Article
Author: Wang, Hui ; Hua, Xianwu ; Fan, Huifen ; Jia, William ; Huang, Hongwei ; Liu, Lianxiao ; Wang, Xuewei ; Xu, Jiang ; Hu, Chunxia ; Lin, Kang ; Jia, Rui ; Liu, Xiaoke ; Li, Jing ; Cheng, Xinhua ; Yang, Guohuan ; Zhao, Ronghua ; Hou, Fujun ; Zhang, Qiu ; Yu, Zhibin ; Wang, Zejun ; Yang, Xiaoming ; Liu, Xiaohu ; Liu, Fei ; Lu, Jia ; Lu, Changrui ; Pan, Xinping ; Zhang, Yuntao ; Xu, Fangjingwei ; Li, Yuwei ; Cheng, Hang ; Ding, Jun ; Cai, Rujie ; Li, Xinguo
The coronavirus SARS-CoV-2 has mutated quickly and caused significant global damage. This study characterizes two mRNA vaccines ZSVG-02 (Delta) and ZSVG-02-O (Omicron BA.1), and associating heterologous prime-boost strategy following the prime of a most widely administrated inactivated whole-virus vaccine (BBIBP-CorV).

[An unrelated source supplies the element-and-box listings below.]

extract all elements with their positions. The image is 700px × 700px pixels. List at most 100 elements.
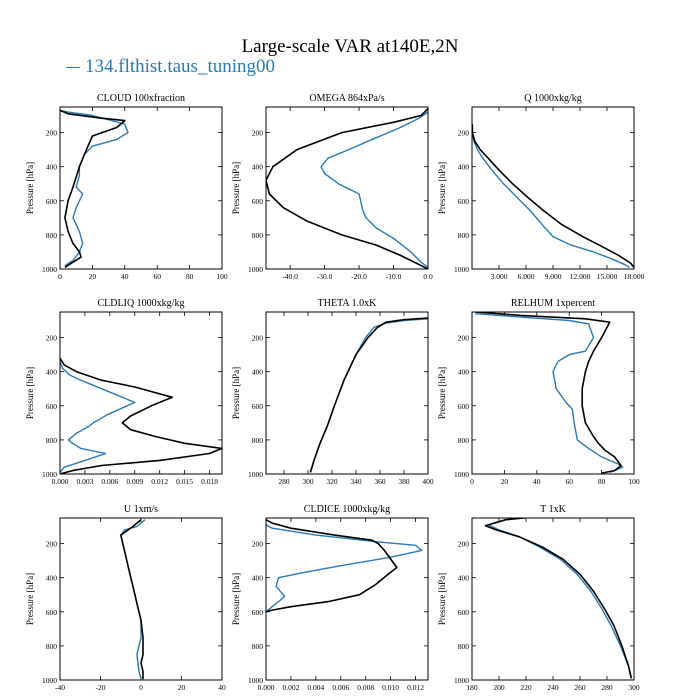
x-tick-label: 400 bbox=[422, 477, 434, 486]
plot-frame bbox=[265, 106, 429, 270]
y-tick-label: 200 bbox=[46, 334, 58, 343]
y-tick-label: 400 bbox=[252, 368, 264, 377]
series-line-black bbox=[309, 317, 428, 473]
x-tick-label: 0 bbox=[58, 272, 62, 281]
y-tick-label: 800 bbox=[46, 436, 58, 445]
y-axis-label: Pressure [hPa] bbox=[437, 162, 447, 214]
series-line-blue bbox=[487, 518, 632, 679]
chart-panel-3: Q 1000xkg/kg Pressure [hPa] 3.000 6.000 9.00… bbox=[437, 93, 645, 281]
x-tick-label: 6.000 bbox=[518, 272, 535, 281]
plot-frame bbox=[471, 517, 635, 681]
x-tick-label: 380 bbox=[398, 477, 410, 486]
x-tick-label: 0.018 bbox=[201, 477, 218, 486]
x-tick-label: 300 bbox=[628, 683, 640, 692]
y-axis-label: Pressure [hPa] bbox=[25, 573, 35, 625]
y-tick-label: 600 bbox=[252, 197, 264, 206]
x-tick-label: 100 bbox=[628, 477, 640, 486]
legend-label: 134.flthist.taus_tuning00 bbox=[85, 56, 275, 77]
y-axis-label: Pressure [hPa] bbox=[231, 573, 241, 625]
plot-frame bbox=[471, 311, 635, 475]
y-tick-label: 200 bbox=[458, 334, 470, 343]
y-tick-label: 200 bbox=[458, 129, 470, 138]
y-tick-label: 800 bbox=[46, 642, 58, 651]
x-tick-label: 0.000 bbox=[52, 477, 69, 486]
y-tick-label: 200 bbox=[46, 129, 58, 138]
x-tick-label: -40.0 bbox=[282, 272, 298, 281]
panel-title: Q 1000xkg/kg bbox=[524, 93, 582, 104]
series-line-black bbox=[60, 357, 222, 474]
x-tick-label: 220 bbox=[520, 683, 532, 692]
x-tick-label: 280 bbox=[601, 683, 613, 692]
series-line-black bbox=[472, 124, 634, 268]
y-tick-label: 600 bbox=[458, 608, 470, 617]
y-tick-label: 1000 bbox=[248, 470, 263, 479]
y-tick-label: 1000 bbox=[248, 265, 263, 274]
x-tick-label: 80 bbox=[186, 272, 194, 281]
x-tick-label: 0.0 bbox=[423, 272, 433, 281]
y-axis-label: Pressure [hPa] bbox=[437, 367, 447, 419]
y-tick-label: 600 bbox=[46, 608, 58, 617]
y-tick-label: 1000 bbox=[42, 265, 57, 274]
series-line-black bbox=[120, 519, 144, 680]
y-tick-label: 200 bbox=[252, 129, 264, 138]
plot-frame bbox=[471, 106, 635, 270]
x-tick-label: 0.012 bbox=[407, 683, 424, 692]
x-tick-label: 60 bbox=[565, 477, 573, 486]
y-tick-label: 200 bbox=[252, 540, 264, 549]
y-tick-label: 800 bbox=[252, 642, 264, 651]
panel-title: CLDICE 1000xkg/kg bbox=[304, 504, 390, 515]
x-tick-label: 320 bbox=[326, 477, 338, 486]
y-tick-label: 1000 bbox=[42, 470, 57, 479]
plot-frame bbox=[59, 106, 223, 270]
y-tick-label: 400 bbox=[458, 368, 470, 377]
series-line-blue bbox=[120, 519, 146, 679]
series-line-black bbox=[475, 312, 622, 474]
series-line-blue bbox=[320, 111, 428, 268]
y-tick-label: 400 bbox=[252, 574, 264, 583]
y-axis-label: Pressure [hPa] bbox=[231, 162, 241, 214]
series-line-blue bbox=[475, 313, 624, 473]
legend: 134.flthist.taus_tuning00 bbox=[66, 56, 275, 78]
series-line-blue bbox=[60, 361, 136, 473]
y-tick-label: 800 bbox=[252, 231, 264, 240]
x-tick-label: 200 bbox=[493, 683, 505, 692]
y-tick-label: 600 bbox=[458, 402, 470, 411]
plot-frame bbox=[265, 517, 429, 681]
x-tick-label: -20 bbox=[96, 683, 106, 692]
x-tick-label: 260 bbox=[574, 683, 586, 692]
series-line-blue bbox=[472, 124, 630, 268]
chart-title: Large-scale VAR at140E,2N bbox=[241, 36, 459, 57]
chart-panel-4: CLDLIQ 1000xkg/kg Pressure [hPa] 0.000 0.00… bbox=[25, 298, 223, 486]
x-tick-label: 0.003 bbox=[76, 477, 93, 486]
x-tick-label: 18.000 bbox=[624, 272, 645, 281]
x-tick-label: 80 bbox=[598, 477, 606, 486]
panel-title: CLOUD 100xfraction bbox=[97, 93, 185, 104]
y-tick-label: 600 bbox=[252, 402, 264, 411]
chart-panel-6: RELHUM 1xpercent Pressure [hPa] 0 20 40 60 80 1… bbox=[437, 298, 640, 486]
y-tick-label: 800 bbox=[458, 231, 470, 240]
y-tick-label: 200 bbox=[252, 334, 264, 343]
y-tick-label: 400 bbox=[46, 574, 58, 583]
y-tick-label: 600 bbox=[252, 608, 264, 617]
panel-title: CLDLIQ 1000xkg/kg bbox=[98, 298, 185, 309]
x-tick-label: 0.006 bbox=[332, 683, 349, 692]
y-axis-label: Pressure [hPa] bbox=[231, 367, 241, 419]
x-tick-label: 280 bbox=[278, 477, 290, 486]
y-axis-label: Pressure [hPa] bbox=[25, 367, 35, 419]
x-tick-label: 340 bbox=[350, 477, 362, 486]
x-tick-label: 0.009 bbox=[126, 477, 143, 486]
series-line-blue bbox=[266, 524, 423, 613]
x-tick-label: 60 bbox=[153, 272, 161, 281]
y-tick-label: 800 bbox=[458, 642, 470, 651]
x-tick-label: 40 bbox=[218, 683, 226, 692]
chart-panel-2: OMEGA 864xPa/s Pressure [hPa] -40.0 -30.0 -2… bbox=[231, 93, 433, 281]
y-tick-label: 400 bbox=[46, 163, 58, 172]
chart-panel-5: THETA 1.0xK Pressure [hPa] 280 300 320 340 360… bbox=[231, 298, 434, 486]
series-line-blue bbox=[60, 109, 129, 267]
y-tick-label: 1000 bbox=[42, 676, 57, 685]
x-tick-label: 240 bbox=[547, 683, 559, 692]
x-tick-label: 0.008 bbox=[357, 683, 374, 692]
x-tick-label: 0.002 bbox=[282, 683, 299, 692]
x-tick-label: -30.0 bbox=[317, 272, 333, 281]
x-tick-label: -20.0 bbox=[351, 272, 367, 281]
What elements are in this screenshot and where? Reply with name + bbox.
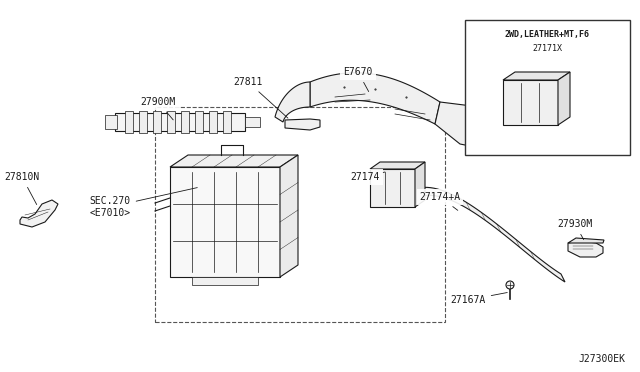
Text: 27171X: 27171X (532, 44, 563, 53)
Bar (370, 169, 415, 207)
Text: 27810N: 27810N (4, 172, 40, 205)
Text: E7670: E7670 (343, 67, 372, 92)
Polygon shape (20, 200, 58, 227)
Polygon shape (275, 82, 310, 122)
Polygon shape (370, 162, 425, 169)
Text: J27300EK: J27300EK (578, 354, 625, 364)
Polygon shape (170, 155, 298, 167)
Polygon shape (310, 73, 440, 124)
Circle shape (506, 281, 514, 289)
Bar (167, 111, 175, 133)
Bar (125, 111, 133, 133)
Polygon shape (415, 162, 425, 207)
Text: 27900M: 27900M (140, 97, 175, 120)
Text: 27811: 27811 (234, 77, 288, 118)
Polygon shape (280, 155, 298, 277)
Polygon shape (285, 119, 320, 130)
Bar (209, 111, 217, 133)
Bar (115, 113, 245, 131)
Bar (465, 20, 630, 155)
Text: 27174: 27174 (350, 172, 385, 182)
Bar (223, 111, 231, 133)
Polygon shape (558, 72, 570, 125)
Text: 27930M: 27930M (557, 219, 593, 240)
Bar (170, 167, 280, 277)
Bar (105, 115, 117, 129)
Text: 27167A: 27167A (451, 292, 508, 305)
Text: 27174+A: 27174+A (419, 192, 461, 210)
Polygon shape (435, 102, 490, 147)
Bar (181, 111, 189, 133)
Bar (155, 107, 445, 322)
Text: 2WD,LEATHER+MT,F6: 2WD,LEATHER+MT,F6 (504, 30, 589, 39)
Bar (503, 80, 558, 125)
Bar (195, 111, 203, 133)
Bar (245, 117, 260, 127)
Bar (192, 277, 258, 285)
Text: SEC.270
<E7010>: SEC.270 <E7010> (90, 187, 197, 218)
Polygon shape (503, 72, 570, 80)
Polygon shape (568, 241, 603, 257)
Bar (153, 111, 161, 133)
Polygon shape (568, 238, 604, 243)
Bar (139, 111, 147, 133)
Polygon shape (421, 187, 565, 282)
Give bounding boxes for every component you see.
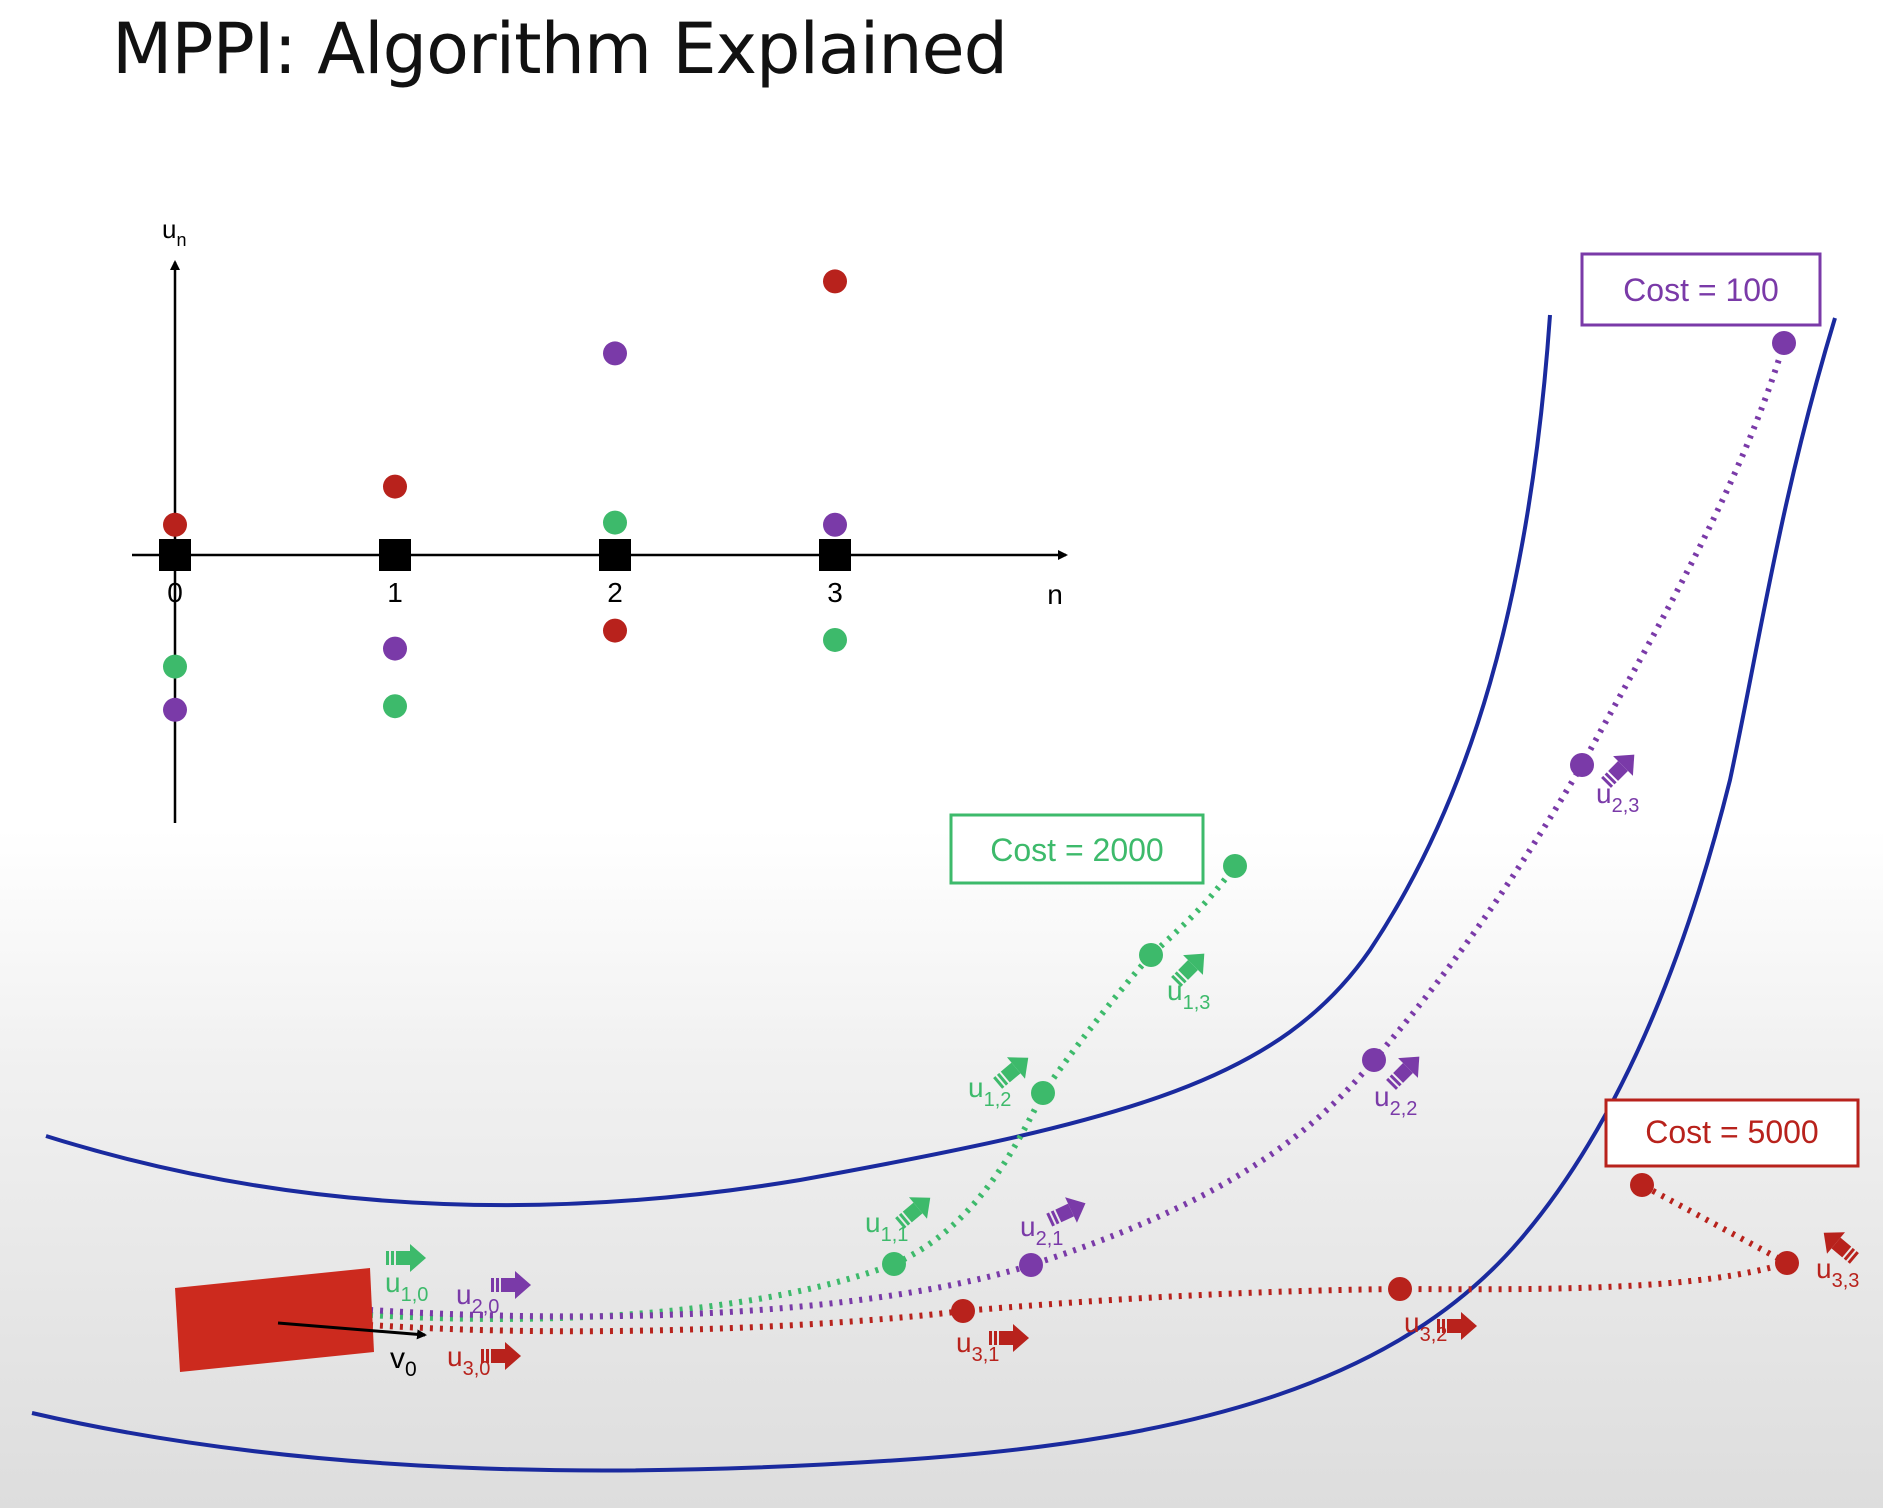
plot-tick-marker <box>599 539 631 571</box>
waypoint-1-2 <box>1031 1081 1055 1105</box>
waypoint-1-4 <box>1223 854 1247 878</box>
velocity-label: v0 <box>390 1342 417 1381</box>
cost-box-trajectory-1: Cost = 2000 <box>949 813 1205 885</box>
control-arrow <box>895 1197 931 1229</box>
waypoint-3-1 <box>951 1299 975 1323</box>
control-arrow <box>1437 1312 1477 1340</box>
control-input-2-3: u2,3 <box>1596 754 1639 817</box>
control-label: u2,3 <box>1596 778 1639 817</box>
cost-box-trajectory-3: Cost = 5000 <box>1604 1098 1860 1168</box>
control-input-3-1: u3,1 <box>956 1324 1029 1366</box>
plot-ticks: 0 1 2 3 <box>159 539 851 608</box>
control-arrow <box>989 1324 1029 1352</box>
control-label: u2,2 <box>1374 1081 1417 1120</box>
control-input-2-0: u2,0 <box>456 1271 531 1318</box>
plot-sample-point <box>603 510 627 535</box>
waypoint-3-3 <box>1775 1251 1799 1275</box>
plot-samples <box>163 269 847 722</box>
control-arrow <box>1046 1197 1086 1227</box>
control-label: u1,3 <box>1167 975 1210 1014</box>
plot-sample-point <box>383 636 407 661</box>
plot-sample-point <box>823 269 847 294</box>
waypoint-3-2 <box>1388 1277 1412 1301</box>
control-label: u2,1 <box>1020 1211 1063 1250</box>
waypoints <box>882 331 1799 1323</box>
plot-y-axis-label: un <box>162 214 186 250</box>
trajectories <box>369 342 1795 1335</box>
plot-tick-label: 1 <box>387 577 403 608</box>
cost-box-frame <box>949 813 1205 885</box>
plot-sample-point <box>163 697 187 722</box>
control-label: u3,1 <box>956 1327 999 1366</box>
trajectory-1-path <box>369 864 1238 1322</box>
trajectory-2-path <box>369 342 1787 1320</box>
plot-sample-point <box>383 694 407 719</box>
plot-sample-point <box>163 654 187 679</box>
waypoint-2-2 <box>1362 1048 1386 1072</box>
waypoint-1-3 <box>1139 943 1163 967</box>
control-label: u1,2 <box>968 1072 1011 1111</box>
plot-tick-label: 0 <box>167 577 183 608</box>
control-arrow <box>386 1244 426 1272</box>
trajectory-3-path <box>369 1182 1795 1335</box>
control-input-1-0: u1,0 <box>385 1244 428 1306</box>
waypoint-2-3 <box>1570 753 1594 777</box>
control-inputs: u1,0 u1,1 u1,2 u1,3 u2,0 u2,1 u2,2 u2,3 u3,0 u3,1… <box>385 754 1859 1380</box>
plot-tick-marker <box>819 539 851 571</box>
plot-tick-marker <box>379 539 411 571</box>
slide-title: MPPI: Algorithm Explained <box>112 8 1008 90</box>
cost-label: Cost = 5000 <box>1645 1114 1818 1150</box>
control-input-1-1: u1,1 <box>865 1197 931 1246</box>
plot-sample-point <box>603 618 627 643</box>
control-arrow <box>993 1057 1029 1089</box>
road-outer-edge <box>31 317 1837 1473</box>
plot-sample-point <box>603 341 627 366</box>
plot-x-axis-label: n <box>1047 579 1063 610</box>
plot-tick-label: 3 <box>827 577 843 608</box>
control-input-3-0: u3,0 <box>447 1341 521 1380</box>
cost-box-frame <box>1580 252 1822 327</box>
plot-tick-label: 2 <box>607 577 623 608</box>
cost-label: Cost = 100 <box>1623 272 1779 308</box>
control-label: u1,1 <box>865 1207 908 1246</box>
plot-tick-marker <box>159 539 191 571</box>
waypoint-2-4 <box>1772 331 1796 355</box>
control-input-2-1: u2,1 <box>1020 1197 1086 1250</box>
control-input-1-3: u1,3 <box>1167 953 1210 1014</box>
control-input-1-2: u1,2 <box>968 1057 1029 1111</box>
control-arrow <box>1823 1232 1859 1264</box>
waypoint-1-1 <box>882 1252 906 1276</box>
velocity-arrow <box>277 1321 427 1340</box>
control-label: u3,2 <box>1404 1307 1447 1346</box>
waypoint-3-4 <box>1630 1173 1654 1197</box>
plot-sample-point <box>823 627 847 652</box>
waypoint-2-1 <box>1019 1253 1043 1277</box>
plot-sample-point <box>823 512 847 537</box>
plot-sample-point <box>383 474 407 499</box>
control-label: u3,3 <box>1816 1253 1859 1292</box>
control-sample-plot: un n 0 1 2 3 <box>132 214 1068 823</box>
cost-box-frame <box>1604 1098 1860 1168</box>
control-arrow <box>491 1271 531 1299</box>
control-input-3-3: u3,3 <box>1816 1232 1859 1292</box>
cost-box-trajectory-2: Cost = 100 <box>1580 252 1822 327</box>
road <box>31 314 1837 1473</box>
car-body <box>175 1268 374 1372</box>
car: v0 <box>175 1268 427 1381</box>
cost-label: Cost = 2000 <box>990 832 1163 868</box>
control-arrow <box>481 1342 521 1370</box>
road-inner-edge <box>45 314 1552 1208</box>
control-label: u3,0 <box>447 1341 490 1380</box>
plot-sample-point <box>163 512 187 537</box>
control-label: u2,0 <box>456 1279 499 1318</box>
control-input-3-2: u3,2 <box>1404 1307 1477 1346</box>
control-label: u1,0 <box>385 1267 428 1306</box>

The ZSVG-02-O induces neutralizing antibodies that effectively cross-react with Omicron subvariants. In naïve animals, ZSVG-02 or ZSVG-02-O induce humoral responses skewed to the vaccine's targeting strains, but cellular immune responses cross-react to all variants of concern (VOCs) tested. Following heterologous prime-boost regimes, animals present comparable neutralizing antibody levels and superior protection against Delta and Omicron BA.1variants. Single-boost only generated ancestral and omicron dual-responsive antibodies, probably by "recall" and "reshape" the prime immunity. New Omicron-specific antibody populations, however, appeared only following the second boost with ZSVG-02-O. Overall, our results support a heterologous boost with ZSVG-02-O, providing the best protection against current VOCs in inactivated virus vaccine-primed populations.